STEPHEN SILVIA: And the Nissan Plant in Canton, Miss., and put a lot of money behind it.

BISAHA: Yeah, and how did that work out for him?

SILVIA: Well, there was a lot of money spent, and there was a lot of effort. But they went 0 for 3.

BISAHA: Foreign automakers came to Southern states in part because they offered incentive packages worth hundreds of millions of dollars. Silvia says conservative lawmakers often used those incentives to pressure the carmakers into fighting against unions. And one of the best ways they'd keep unions out is simply by paying their workers really well. The top-paid technicians at the Mississippi Nissan plant say they earn about $30 an hour. That's close to union wages before the UAW's new deal. In fact, just a week after the UAW reached a tentative agreement with Ford, Toyota promised to raise wages about 9% for some workers.

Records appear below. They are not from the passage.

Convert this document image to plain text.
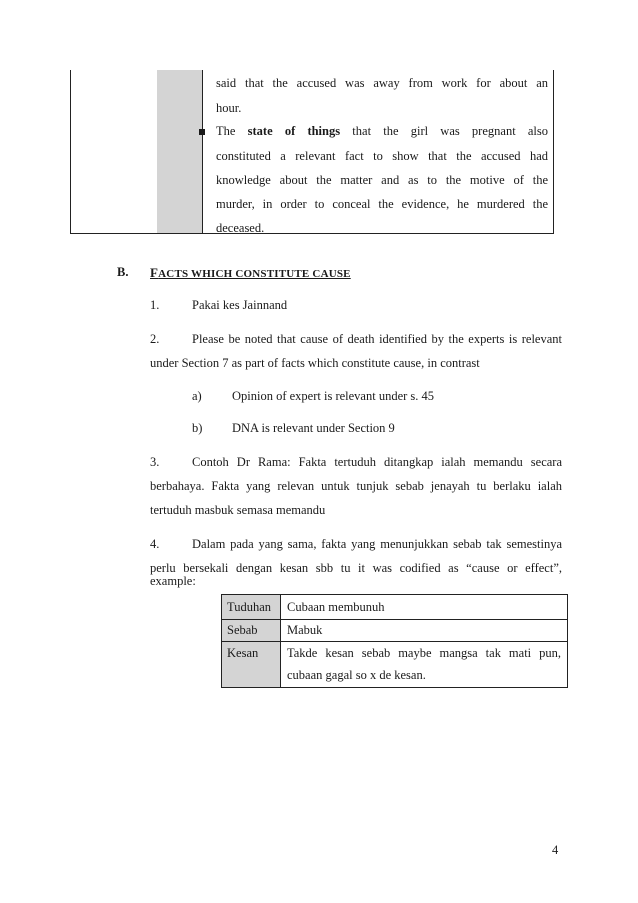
said that the accused was away from work for about an
hour.
The state of things that the girl was pregnant also
constituted a relevant fact to show that the accused had
knowledge about the matter and as to the motive of the
murder, in order to conceal the evidence, he murdered the
deceased.
B. FACTS WHICH CONSTITUTE CAUSE
1.	Pakai kes Jainnand
2.	Please be noted that cause of death identified by the experts is relevant
under Section 7 as part of facts which constitute cause, in contrast
a) Opinion of expert is relevant under s. 45
b) DNA is relevant under Section 9
3.	Contoh Dr Rama: Fakta tertuduh ditangkap ialah memandu secara
berbahaya. Fakta yang relevan untuk tunjuk sebab jenayah tu berlaku ialah
tertuduh masbuk semasa memandu
4.	Dalam pada yang sama, fakta yang menunjukkan sebab tak semestinya
perlu bersekali dengan kesan sbb tu it was codified as “cause or effect”,
example:
Tuduhan	Cubaan membunuh
Sebab	Mabuk
Kesan	Takde kesan sebab maybe mangsa tak mati pun,
cubaan gagal so x de kesan.
4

So you think the Toyota one was in response to the UAW?

SILVIA: Yes, I do. It came, you know, a week later. That's not a coincidence, so...

BISAHA: Now, the UAW contract would come with an even larger immediate pay bump and goes up to 25% over 4 1/2 years. And that gives the UAW something it hasn't had in decades - a big win to show off to non-union workers. Travis Parks is a pro-union technician at the Nissan plant in Mississippi. He says the new contract could set the UAW up for a home run.

TRAVIS PARKS: We might have the bases loaded, but it's still up to the batter, which is the workers at Nissan in Canton, to determine whether or not they hit it out of the park.

BISAHA: He's heard workers talking about unionizing at the plant, just not as many as he'd like. That's because lots of workers are just happy they got the rare Mississippi job that pays well.

PARKS: You know, you don't want to lose that, and that's what they tell them. You know, I got a guy that's - he's a preacher I work with. He said, you know, at least I'm getting my daily bread. That's how he looks at it.

BISAHA: For NPR News, I'm Stephan Bisaha in Birmingham.